ABB has launched a robotic depalletiser solution for handling complex depalletising tasks in the logistics, e-commerce, healthcare, and consumer packaged goods industries.
Using machine-vision software and machine-learning algorithms, ABB’s new solution can quickly assess a wide variety of box types, enabling customers to efficiently process assorted loads, of up to 2.8m high, with little engineering effort and short set-up time.
“Changes in consumer behaviour are leading to a rise in new sales channels such as omni-channel, direct to consumer (D2C) and e-commerce.
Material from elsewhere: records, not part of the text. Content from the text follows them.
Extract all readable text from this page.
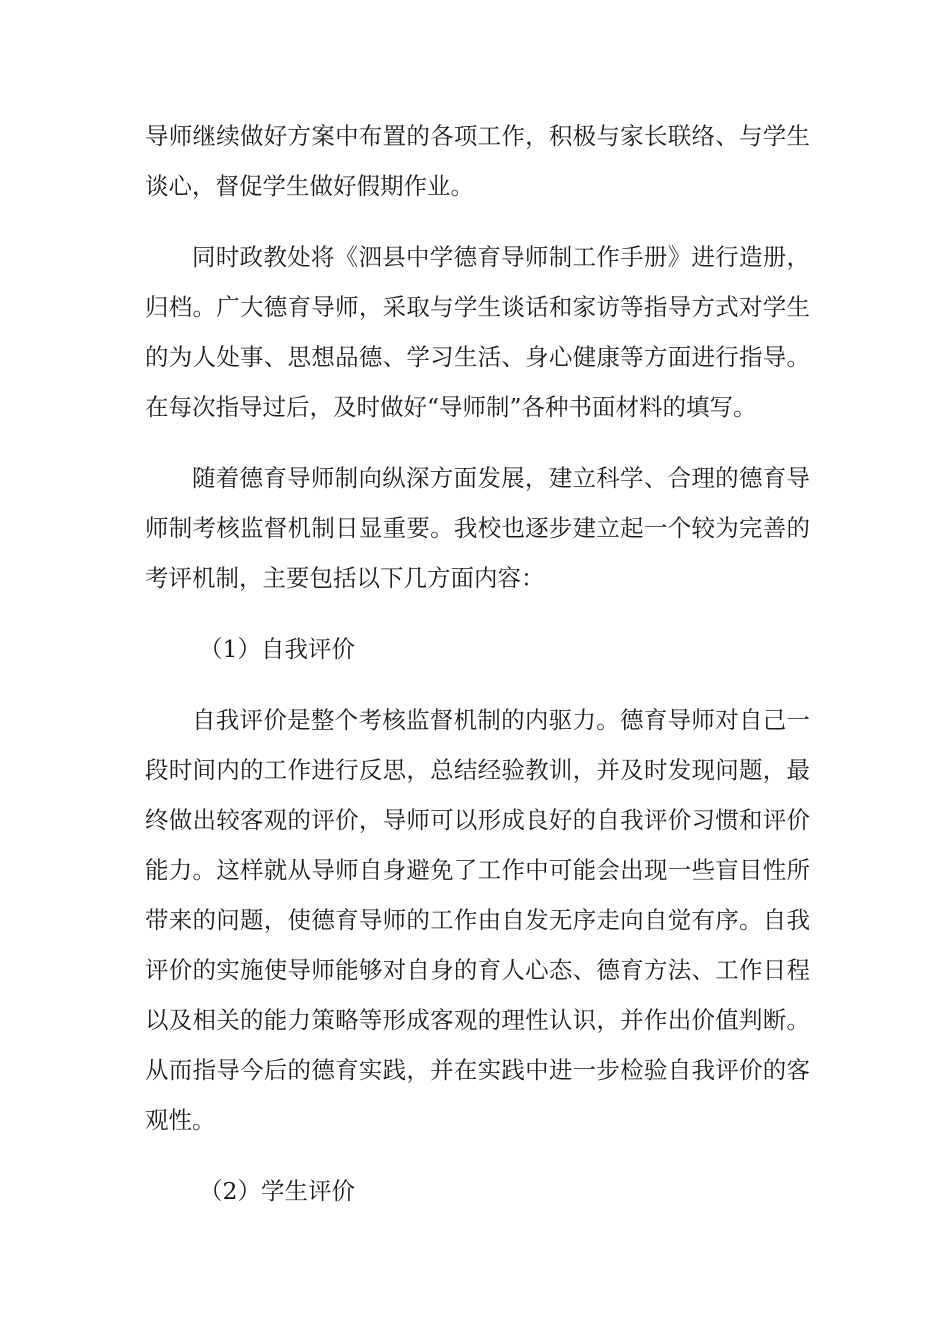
导师继续做好方案中布置的各项工作，积极与家长联络、与学生谈心，督促学生做好假期作业。

同时政教处将《泗县中学德育导师制工作手册》进行造册，归档。广大德育导师，采取与学生谈话和家访等指导方式对学生的为人处事、思想品德、学习生活、身心健康等方面进行指导。在每次指导过后，及时做好“导师制”各种书面材料的填写。

随着德育导师制向纵深方面发展，建立科学、合理的德育导师制考核监督机制日显重要。我校也逐步建立起一个较为完善的考评机制，主要包括以下几方面内容：

（1）自我评价

自我评价是整个考核监督机制的内驱力。德育导师对自己一段时间内的工作进行反思，总结经验教训，并及时发现问题，最终做出较客观的评价，导师可以形成良好的自我评价习惯和评价能力。这样就从导师自身避免了工作中可能会出现一些盲目性所带来的问题，使德育导师的工作由自发无序走向自觉有序。自我评价的实施使导师能够对自身的育人心态、德育方法、工作日程以及相关的能力策略等形成客观的理性认识，并作出价值判断。从而指导今后的德育实践，并在实践中进一步检验自我评价的客观性。

（2）学生评价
These, in turn, are driving the need for more flexible and efficient order fulfilment and distribution infrastructures,” said Marc Segura, ABB’s robotics division president.
“With the ability to depalletise boxes stacked in a variety of configurations from single and mixed pallets, ABB´s robotic depalletiser helps to meet this need, allowing faster and more accurate handling of a wide range of goods ready for the next stage in the distribution process.”
ABB software uses the information gathered by the vision sensor to provide the robot with a suitable grasping point for each box. The robot then picks up the box – weighing up to 30kg – and places it on either another pallet or an outfeed conveyor. The speed and accuracy of the system enables it to work at a peak rate of up to 650 cycles per hour, 24 hours a day.
The vision sensor enables the robot to detect specific carton boxes on pallets, allowing reliable depalletising of several different load types. These include pallets comprised of a single type of box in defined layers; ‘rainbow’ pallets containing a number of different box types; and mixed pallets, which have a wide range of boxes with varying weights, shapes and materials.
The solution can be supplied with a range of four- and six-axis robots to provide the flexibility required to perform either simple or more complex depalletising tasks. ABB’s RobotStudio digital twin software is also available, allowing customers to build bespoke application simulations with their own box dimensions, weights and pallet patterns.
Modular collaborative layouts can be tailored to suit customer needs and incorporate advanced laser and radar scanner and light curtain systems to scan the robot’s surroundings, ensuring the safety of workers. To further enhance flexibility, ‘the solution can also be integrated with autonomous mobile robots to produce a highly capable and flexible goods handling system for warehouses and dispatching centres, with set-up times as short as three weeks.